The final decree of my divorce from Ron in May 1994 came through the day he died, and it was unclear whether I was divorced or widowed. It still is not. I remarried a week later: the date had already been set. As I say, you see what's under your nose and go ahead and do it, if you can. Then everyone settles quicker.

Trisha had an easy time of it, indeed: I did not make rotting wicker baskets full of rusty metal poles fall upon her head and shroud her in slimy waterproof sheeting: I am writing a comic strip, not a horror tale. A story about swapping souls, not moving house. Mantrapped.

 

Doralee adjusts

 

 

People can be good at adjusting to new situations, especially when they are young. On the Monday Doralee was living a happy and successful life, by Wednesday it has fallen to pieces. By Thursday it is true she is in quite a state, and it is getting worse not better as the implications of her present plight become obvious. She finds herself out of love with her partner, whose body is inhabited by an older woman she does not admire. When either Trisha, who is really Peter, or Peter, who is really Trisha, attempts to so much as touch her, she tends to pulls away. She is confused.

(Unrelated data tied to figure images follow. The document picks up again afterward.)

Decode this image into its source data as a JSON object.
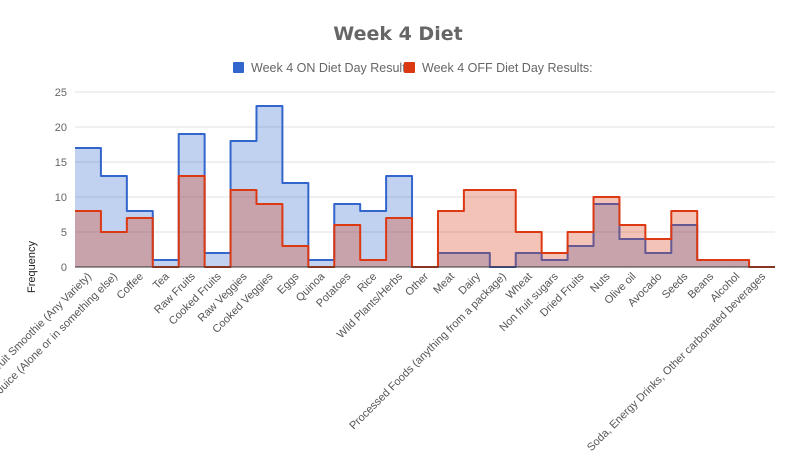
{
  "chart_data": {
    "type": "area",
    "subtype": "stepped-area",
    "title": "Week 4 Diet",
    "xlabel": "",
    "ylabel": "Frequency",
    "ylim": [
      0,
      25
    ],
    "yticks": [
      0,
      5,
      10,
      15,
      20,
      25
    ],
    "grid": true,
    "legend_position": "top",
    "categories": [
      "Fruit Smoothie (Any Variety)",
      "Green Juice (Alone or in something else)",
      "Coffee",
      "Tea",
      "Raw Fruits",
      "Cooked Fruits",
      "Raw Veggies",
      "Cooked Veggies",
      "Eggs",
      "Quinoa",
      "Potatoes",
      "Rice",
      "Wild Plants/Herbs",
      "Other",
      "Meat",
      "Dairy",
      "Processed Foods (anything from a package)",
      "Wheat",
      "Non fruit sugars",
      "Dried Fruits",
      "Nuts",
      "Olive oil",
      "Avocado",
      "Seeds",
      "Beans",
      "Alcohol",
      "Soda, Energy Drinks, Other carbonated beverages"
    ],
    "series": [
      {
        "name": "Week 4 ON Diet Day Results:",
        "color": "#3366cc",
        "fill": "#c2d1ef",
        "values": [
          17,
          13,
          8,
          1,
          19,
          2,
          18,
          23,
          12,
          1,
          9,
          8,
          13,
          0,
          2,
          2,
          0,
          2,
          1,
          3,
          9,
          4,
          2,
          6,
          1,
          1,
          0
        ]
      },
      {
        "name": "Week 4 OFF Diet Day Results:",
        "color": "#dc3912",
        "fill": "#f4c4b8",
        "values": [
          8,
          5,
          7,
          0,
          13,
          0,
          11,
          9,
          3,
          0,
          6,
          1,
          7,
          0,
          8,
          11,
          11,
          5,
          2,
          5,
          10,
          6,
          4,
          8,
          1,
          1,
          0
        ]
      }
    ]
  }
}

She must face her responsibilities. She must give up thoughts of running away to Australia. She might well get her book
SoulSwitch
published, and it may even cause quite a stir but it is unlikely to make her a fortune. No one is going to believe something so profoundly unbelievable. She will still need her job. Rescue needs to come soon, before the new personalities harden into their bodies and turn into just more people, but people without much hope of earning a livelihood. Will she, Doralee, be expected to support all three of them? The Trisha body is of course qualified to do the Peter job, but who will employ her? She has Peter's intellect and store of memories, which includes everything there is to know on weapons of mass destruction and so forth, but no certificates to her name, and no qualifications other than an unfinished course in embroidery and patchy employment on the stage: lottery winning is not a recognisable craft. The Trisha body could settle down to winning pub quizzes, but there's no money in that. Peter might just about manage a job as a male model but he's already in his early thirties, well over the hill.

And where is rescue going to come from, Doralee asks herself. It is she who has squeezed the orange juice and run round for the croissants. She left them to make the coffee and instead of grinding it and using the percolator they have spooned instant powder into their mugs. Peter in the new Trisha body seems to like to just sit and accept what happens next. He does not think of the medium and the hypnotist, Doralee must do that. Not that she has many hopes of them.